Aside from the fact that 5G awareness continues to spur through borders, it does not necessarily mean an intention to upgrade, says GSMA. On the subject of “awareness,” most people are limited to the higher data speeds associated with 5G, other benefits are not talked about frequently, leave alone being advertised.
Associating 5G with terms like “improved mobile service coverage,” “innovative new services,” and “connectivity for previously unconnected devices” might sound more appealing to consumers than only talking about higher data speeds.
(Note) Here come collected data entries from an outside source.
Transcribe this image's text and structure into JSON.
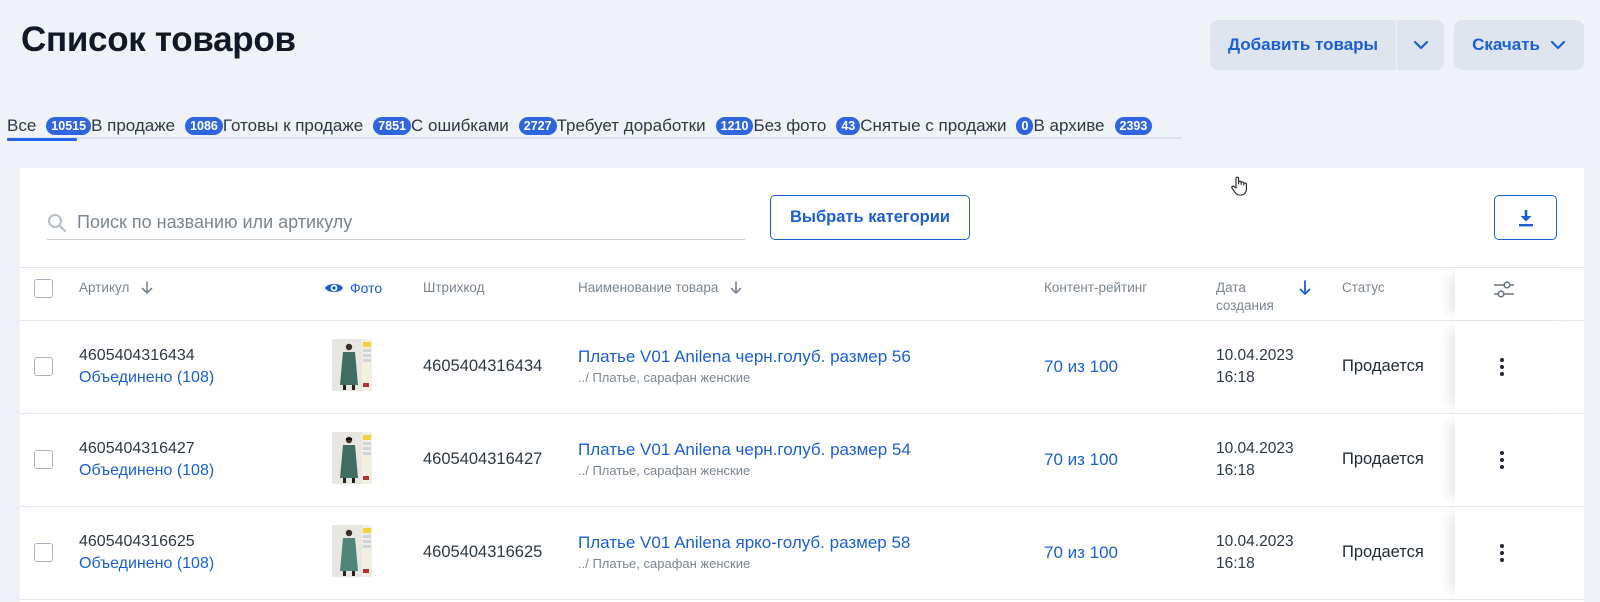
{
  "page": {
    "title": "Список товаров"
  },
  "actions": {
    "add_label": "Добавить товары",
    "download_label": "Скачать"
  },
  "tabs": [
    {
      "label": "Все",
      "count": "10515",
      "active": true
    },
    {
      "label": "В продаже",
      "count": "1086"
    },
    {
      "label": "Готовы к продаже",
      "count": "7851"
    },
    {
      "label": "С ошибками",
      "count": "2727"
    },
    {
      "label": "Требует доработки",
      "count": "1210"
    },
    {
      "label": "Без фото",
      "count": "43"
    },
    {
      "label": "Снятые с продажи",
      "count": "0"
    },
    {
      "label": "В архиве",
      "count": "2393"
    }
  ],
  "toolbar": {
    "search_placeholder": "Поиск по названию или артикулу",
    "categories_label": "Выбрать категории"
  },
  "table": {
    "headers": {
      "sku": "Артикул",
      "photo": "Фото",
      "barcode": "Штрихкод",
      "name": "Наименование товара",
      "rating": "Контент-рейтинг",
      "date_line1": "Дата",
      "date_line2": "создания",
      "status": "Статус"
    },
    "rows": [
      {
        "sku": "4605404316434",
        "merged": "Объединено (108)",
        "barcode": "4605404316434",
        "name": "Платье V01 Anilena черн.голуб. размер 56",
        "category": "../ Платье, сарафан женские",
        "rating": "70 из 100",
        "date": "10.04.2023",
        "time": "16:18",
        "status": "Продается"
      },
      {
        "sku": "4605404316427",
        "merged": "Объединено (108)",
        "barcode": "4605404316427",
        "name": "Платье V01 Anilena черн.голуб. размер 54",
        "category": "../ Платье, сарафан женские",
        "rating": "70 из 100",
        "date": "10.04.2023",
        "time": "16:18",
        "status": "Продается"
      },
      {
        "sku": "4605404316625",
        "merged": "Объединено (108)",
        "barcode": "4605404316625",
        "name": "Платье V01 Anilena ярко-голуб. размер 58",
        "category": "../ Платье, сарафан женские",
        "rating": "70 из 100",
        "date": "10.04.2023",
        "time": "16:18",
        "status": "Продается"
      }
    ]
  },
  "colors": {
    "accent": "#1b5fd6",
    "badge": "#2f66e0",
    "background": "#eff2f7"
  }
}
The firm anticipates that there will be 1.8 billion 5G connections (20 percent) by 2025, led by developed Asia and the US. In Sub Saharan Africa, 5G connected devices are expected to reach 31 million, accounting for just 3 percent of the total connected devices globally.
4G still has the potential to grow and is expected to peak at nearly 60 percent of global connections by 2023.
The IoT market will highly benefit from the global adoption of 5G. GSMA predicts the number of IoT devices to increase over 2x to almost 25 billion.
The Situation in Africa
The GSMA predicts that four in five connections globally will be smartphones by 2025. In Sub-Saharan Africa, smartphone connections are expected to almost double by 2025. Currently, only 26 percent of the population is connected to the mobile internet in the region.
The firm associates the lack of skills and a large gender gap as the major obstacles to mobile internet adoption in South Asia, the Middle East, and Africa as a whole (both Sub-Saharan & North Africa). Mobile phone ownership is also a problem in Sub-Saharan Africa, with more than half of the region in the dark zone in terms of mobile penetration.